篇首语:本文由小常识网(cha138.com)小编为大家整理,主要介绍了Spark SQL:结构化数据文件处理02相关的知识,希望对你有一定的参考价值。

文章目录

DataFrame查询操作

scala> import org.apache.spark.sql.SQLContext
import org.apache.spark.sql.SQLContext

scala> val sqlContext=new SQLContext(sc)
sqlContext: org.apache.spark.sql.SQLContext = org.apache.spark.sql.SQLContext@30417948

scala> val people=sc.textFile("hdfs://master/user/root/sparksql/user.txt")
people: org.apache.spark.rdd.RDD[String] = MapPartitionsRDD[16] at textFile at <console>:41

scala> val schemaString="name age"
schemaString: String = name age

scala> import org.apache.spark.sql.Row
import org.apache.spark.sql.Row

scala> import org.apache.spark.sql.types.StructType,StructField,StringType
import org.apache.spark.sql.types.StructType, StructField, StringType

scala> val schema=StructType(schemaString.split(" ").map(fieldName=>StructField(fieldName,StringType,true)))
schema: org.apache.spark.sql.types.StructType = StructType(StructField(name,StringType,true), StructField(age,StringType,true))

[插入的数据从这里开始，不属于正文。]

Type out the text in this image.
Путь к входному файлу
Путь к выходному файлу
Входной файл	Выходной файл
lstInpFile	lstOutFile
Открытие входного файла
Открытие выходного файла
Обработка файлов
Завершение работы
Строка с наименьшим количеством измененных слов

scala> val rowRDD=people.map(_.split(",")).map(p=>Row(p(0),p(1).trim))
rowRDD: org.apache.spark.rdd.RDD[org.apache.spark.sql.Row] = MapPartitionsRDD[18] at map at <console>:45

scala> val peopleDataFrame=sqlContext.createDataFrame(rowRDD,schema)
peopleDataFrame: org.apache.spark.sql.DataFrame = [name: string, age: string]

因为我用的这是一个空文件,所以返回为空

scala> peopleDataFrame.registerTempTable("peopleTempTab")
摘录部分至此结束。